Secondary question: Can guards Pookie Powell and Traci Carter, a Marquette transfer, mesh into one of the better guard combos in the city? They'll need to.
How many points can the Dragons fall behind Delaware and still win? No, that's not the question. We kid the Blue Hens and know the Blue Hens will have extra circles around Drexel on the schedule after last season, when the Dragons set a Division I record with a 34-point comeback.
The actual question: Can Drexel, which wants to push the pace, improve its shooting to take advantage of more possessions? Without that, more possessions would mean just more misses and more opportunities for the other guys. That's how you get to 13-20, as the Dragons were last season, when they finished 309th in the country in three-point percentage. Can guards Kurk Lee and Troy Harper get the kind of looks that will produce more makes? Will Zach Walton's 20.8 points and 41.8 three-point shooting percentage in junior college translate to Division I?
Can this transition season, the last for Fran Dunphy before Aaron McKie slides over a chair and takes over as head coach, produce an NCAA tournament appearance? That's the biggest question, but the answer will be fueled by a ton of smaller ones. For instance: Can Quinton Rose carry a team? Possible as talented as any local veteran, Rose needs to tighten his game and his decision-making. If he does that, the plays that only he can make will become an even-bigger asset alongside another veteran guard, Shizz Alston.
Secondary question: Which forward is ready to transform from promising role player to dependable offensive option? The Owls should be good enough defensively, so the answer to this one will factor into the victory total.
If you'd told me two years ago that replacing the leadership, grit, and big-play ability of Darnell Foreman would be the big question for the Quakers, I would not have assumed Penn was coming off an NCAA tournament appearance. Steve Donahue's group might be ahead of schedule, with hopes replaced by expectations. AJ Brodeur and Ryan Betley are the returning stars, and there is ample depth, but replacing Foreman and big-time shooter Caleb Wood could determine whether the Quakers repeat their 2017-18 success.
Is Charlie Brown the most talented player in the Big Five?
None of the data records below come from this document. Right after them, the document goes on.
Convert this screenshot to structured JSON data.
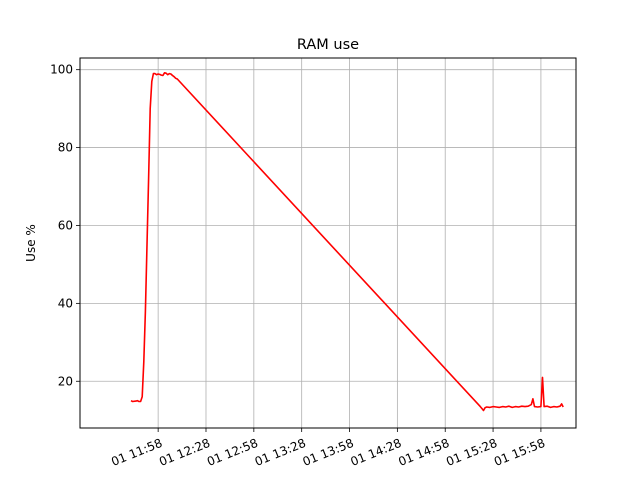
{
  "chart_data": {
    "type": "line",
    "title": "RAM use",
    "xlabel": "",
    "ylabel": "Use %",
    "x_tick_labels": [
      "01 11:58",
      "01 12:28",
      "01 12:58",
      "01 13:28",
      "01 13:58",
      "01 14:28",
      "01 14:58",
      "01 15:28",
      "01 15:58"
    ],
    "y_ticks": [
      20,
      40,
      60,
      80,
      100
    ],
    "x_tick_minutes": [
      718,
      748,
      778,
      808,
      838,
      868,
      898,
      928,
      958
    ],
    "xlim_minutes": [
      669,
      980
    ],
    "ylim": [
      8,
      103
    ],
    "grid": true,
    "series": [
      {
        "color": "#ff0000",
        "x_minutes": [
          701,
          702,
          704,
          705,
          706,
          707,
          708,
          709,
          710,
          711,
          712,
          713,
          714,
          715,
          716,
          717,
          718,
          719,
          720,
          721,
          722,
          723,
          724,
          725,
          726,
          727,
          728,
          729,
          730,
          920,
          921,
          922,
          923,
          924,
          926,
          928,
          930,
          932,
          934,
          936,
          938,
          940,
          942,
          944,
          946,
          948,
          950,
          952,
          953,
          954,
          956,
          958,
          959,
          960,
          962,
          964,
          966,
          968,
          970,
          971,
          972
        ],
        "values": [
          15,
          14.8,
          14.9,
          15,
          14.8,
          14.8,
          16,
          25,
          38,
          55,
          72,
          90,
          97,
          99,
          99,
          98.7,
          98.9,
          98.8,
          98.6,
          98.5,
          99.2,
          99.1,
          98.7,
          99,
          98.9,
          98.5,
          98.2,
          97.8,
          97.6,
          13.5,
          13.0,
          12.5,
          13.2,
          13.4,
          13.3,
          13.5,
          13.4,
          13.3,
          13.5,
          13.4,
          13.6,
          13.3,
          13.5,
          13.4,
          13.6,
          13.5,
          13.6,
          14,
          15.5,
          13.5,
          13.4,
          13.5,
          21,
          13.5,
          13.6,
          13.3,
          13.5,
          13.4,
          13.6,
          14.2,
          13.4
        ]
      }
    ]
  }
}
He'll have a shot at it, and if the answer is yes, there's no reason to think the Hawks can't be right in the March Madness mix. The return of Brown and savvy-as-they-come point guard Fresh Kimble from injuries has everyone on Hawk Hill excited.
Secondary question: Can the defense be elite? It was strong enough last season, maybe surprisingly so given the injuries — 88th nationally in adjusted efficiency according to KenPom.com., fourth in the city behind Villanova (11th nationally), Penn (72nd) and Temple (78th).